This 2020 publication by Professor Regina Cortina and doctoral candidate Amanda Earl (Ph.D. expected 2022) is the result of a long student-faculty collaboration.

 

In 2015 Professor Regina Cortina encouraged Amanda Earl, who was then a master’s student in the International & Comparative Education program, to take a new class she was offering on critical theories in Latin American and Latinx education. Students in the course explored how knowledge production and practice in I&CE have long been dominated by conceptualizations of “modernization” that exclude or delegitimize non-European ways of educating, speaking, and ordering social and cultural life.

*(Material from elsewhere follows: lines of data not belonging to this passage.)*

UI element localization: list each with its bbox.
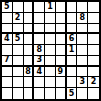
sudoku-cell-r3c8[interactable]: [77, 24, 88, 35]
sudoku-cell-r8c4[interactable]: [34, 77, 45, 88]
sudoku-cell-r2c7[interactable]: [67, 13, 78, 24]
sudoku-cell-r8c5[interactable]: [45, 77, 56, 88]
sudoku-cell-r7c5[interactable]: [45, 67, 56, 78]
sudoku-cell-r6c7[interactable]: [67, 56, 78, 67]
sudoku-cell-r2c9[interactable]: [88, 13, 99, 24]
sudoku-cell-r9c9[interactable]: [88, 88, 99, 99]
sudoku-cell-r2c4[interactable]: [34, 13, 45, 24]
sudoku-cell-r3c4[interactable]: [34, 24, 45, 35]
sudoku-cell-r7c9[interactable]: [88, 67, 99, 78]
sudoku-cell-r4c9[interactable]: [88, 34, 99, 45]
sudoku-cell-r9c5[interactable]: [45, 88, 56, 99]
sudoku-cell-r8c7[interactable]: [67, 77, 78, 88]
sudoku-cell-r9c4[interactable]: [34, 88, 45, 99]
sudoku-board: 51284568173849325: [0, 0, 101, 101]
sudoku-cell-r4c1[interactable]: 4: [2, 34, 13, 45]
sudoku-cell-r8c3[interactable]: [24, 77, 35, 88]
sudoku-cell-r7c4[interactable]: 4: [34, 67, 45, 78]
sudoku-cell-r3c1[interactable]: [2, 24, 13, 35]
sudoku-cell-r9c2[interactable]: [13, 88, 24, 99]
sudoku-cell-r2c1[interactable]: [2, 13, 13, 24]
sudoku-cell-r7c6[interactable]: 9: [56, 67, 67, 78]
sudoku-cell-r4c2[interactable]: 5: [13, 34, 24, 45]
sudoku-cell-r3c2[interactable]: [13, 24, 24, 35]
sudoku-cell-r6c5[interactable]: [45, 56, 56, 67]
sudoku-cell-r9c6[interactable]: [56, 88, 67, 99]
sudoku-cell-r3c9[interactable]: [88, 24, 99, 35]
sudoku-cell-r8c2[interactable]: [13, 77, 24, 88]
sudoku-cell-r1c5[interactable]: 1: [45, 2, 56, 13]
sudoku-cell-r7c3[interactable]: 8: [24, 67, 35, 78]
sudoku-cell-r5c8[interactable]: [77, 45, 88, 56]
sudoku-cell-r8c1[interactable]: [2, 77, 13, 88]
sudoku-cell-r2c2[interactable]: 2: [13, 13, 24, 24]
sudoku-cell-r1c6[interactable]: [56, 2, 67, 13]
sudoku-cell-r1c3[interactable]: [24, 2, 35, 13]
sudoku-cell-r4c6[interactable]: [56, 34, 67, 45]
sudoku-cell-r9c8[interactable]: [77, 88, 88, 99]
sudoku-cell-r1c1[interactable]: 5: [2, 2, 13, 13]
sudoku-cell-r5c1[interactable]: [2, 45, 13, 56]
sudoku-cell-r2c3[interactable]: [24, 13, 35, 24]
sudoku-cell-r4c4[interactable]: [34, 34, 45, 45]
sudoku-cell-r2c8[interactable]: 8: [77, 13, 88, 24]
sudoku-cell-r6c3[interactable]: [24, 56, 35, 67]
sudoku-cell-r5c3[interactable]: [24, 45, 35, 56]
sudoku-cell-r1c2[interactable]: [13, 2, 24, 13]
sudoku-cell-r4c8[interactable]: [77, 34, 88, 45]
sudoku-cell-r7c2[interactable]: [13, 67, 24, 78]
sudoku-cell-r8c9[interactable]: 2: [88, 77, 99, 88]
sudoku-cell-r9c3[interactable]: [24, 88, 35, 99]
sudoku-cell-r7c7[interactable]: [67, 67, 78, 78]
sudoku-cell-r2c5[interactable]: [45, 13, 56, 24]
sudoku-cell-r6c8[interactable]: [77, 56, 88, 67]
sudoku-cell-r1c4[interactable]: [34, 2, 45, 13]
sudoku-cell-r2c6[interactable]: [56, 13, 67, 24]
sudoku-cell-r8c8[interactable]: 3: [77, 77, 88, 88]
sudoku-cell-r1c9[interactable]: [88, 2, 99, 13]
sudoku-cell-r7c1[interactable]: [2, 67, 13, 78]
sudoku-cell-r1c8[interactable]: [77, 2, 88, 13]
sudoku-cell-r6c2[interactable]: [13, 56, 24, 67]
sudoku-cell-r9c7[interactable]: 5: [67, 88, 78, 99]
sudoku-cell-r7c8[interactable]: [77, 67, 88, 78]
sudoku-cell-r5c5[interactable]: [45, 45, 56, 56]
sudoku-cell-r5c7[interactable]: 1: [67, 45, 78, 56]
sudoku-cell-r3c7[interactable]: [67, 24, 78, 35]
sudoku-cell-r4c5[interactable]: [45, 34, 56, 45]
sudoku-cell-r5c4[interactable]: 8: [34, 45, 45, 56]
sudoku-cell-r8c6[interactable]: [56, 77, 67, 88]
sudoku-cell-r5c2[interactable]: [13, 45, 24, 56]
sudoku-cell-r6c1[interactable]: 7: [2, 56, 13, 67]
sudoku-cell-r3c6[interactable]: [56, 24, 67, 35]
sudoku-cell-r4c3[interactable]: [24, 34, 35, 45]
sudoku-cell-r5c9[interactable]: [88, 45, 99, 56]
sudoku-cell-r9c1[interactable]: [2, 88, 13, 99]
sudoku-cell-r6c6[interactable]: [56, 56, 67, 67]
sudoku-cell-r3c3[interactable]: [24, 24, 35, 35]
sudoku-cell-r3c5[interactable]: [45, 24, 56, 35]
sudoku-cell-r6c9[interactable]: [88, 56, 99, 67]
sudoku-cell-r6c4[interactable]: 3: [34, 56, 45, 67]
sudoku-cell-r4c7[interactable]: 6: [67, 34, 78, 45]
sudoku-cell-r1c7[interactable]: [67, 2, 78, 13]
sudoku-cell-r5c6[interactable]: [56, 45, 67, 56]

Amanda continued the next year as a graduate assistant, helping to build out the syllabus for what is now Professor Cortina’s course on Decolonial Theories in Comparative Education.

 

Regina and Amanda’s recent article in Compare is another outcome of their mutual interest in applying Southern and decolonial theories to educational issues. Alternative models of higher education that focus on incorporating or promoting Indigenous knowledges and languages as part of the professionalization of university students are being created throughout Latin America. Using concepts from Boaventura de Sousa Santos’ (2017) book Decolonising the University: The Challenge of Deep Cognitive Justice, Earl and Cortina (2020) analyze the possibilities and difficulties that Indigenous and intercultural higher education programs in Latin America might face.

 

The authors present descriptions of four universities – the system of Universidades Interculturales of Mexico, the Universidad Autónoma, Indígena e Intercultural of Colombia, La Pluriversidad de Amawtay Wasi of Ecuador, and the donor-supported regional network of La Universidad Indígena Intercultural which has programs in various countries – to highlight how these institutions and their founders are aiming to diversify and “decolonize” higher education and its curriculum.

 

Looking comparatively across the Latin American cases that were studied reveals the importance of the political and leadership structure of each model to influence the kind of change it can accomplish. Those university programs that were created as grassroots institutions autonomous from state control are seeking to radically change the notion of what a “university” is. While their emphasis on local leadership and innovative teaching methodologies strengthens their ability to reverse the traditional hierarchy of academe that privileges Western ways of knowing, they face struggles to win validation from state institutions in charge of accreditation and funding. On the other hand, programs that have been created within pre-existing, conventional public universities have fostered increased support for the use of Indigenous languages and affirmation of Indigenous cultural practices even though they face several of the same challenges as grassroots universities, such as securing sufficient funding. In short, they all continue to contend with the prejudices and power dynamics that pervade modern educational systems.

 

As Indigenous and intercultural postsecondary programs continue to proliferate across the region and beyond, more research will be needed to understand the expansion of each model. Amanda seeks to further this research in her dissertation by shedding light on the roles of local contexts and the practices of teachers and students in different higher education models that shape the embrace of cultural and linguistic diversity by the contemporary university.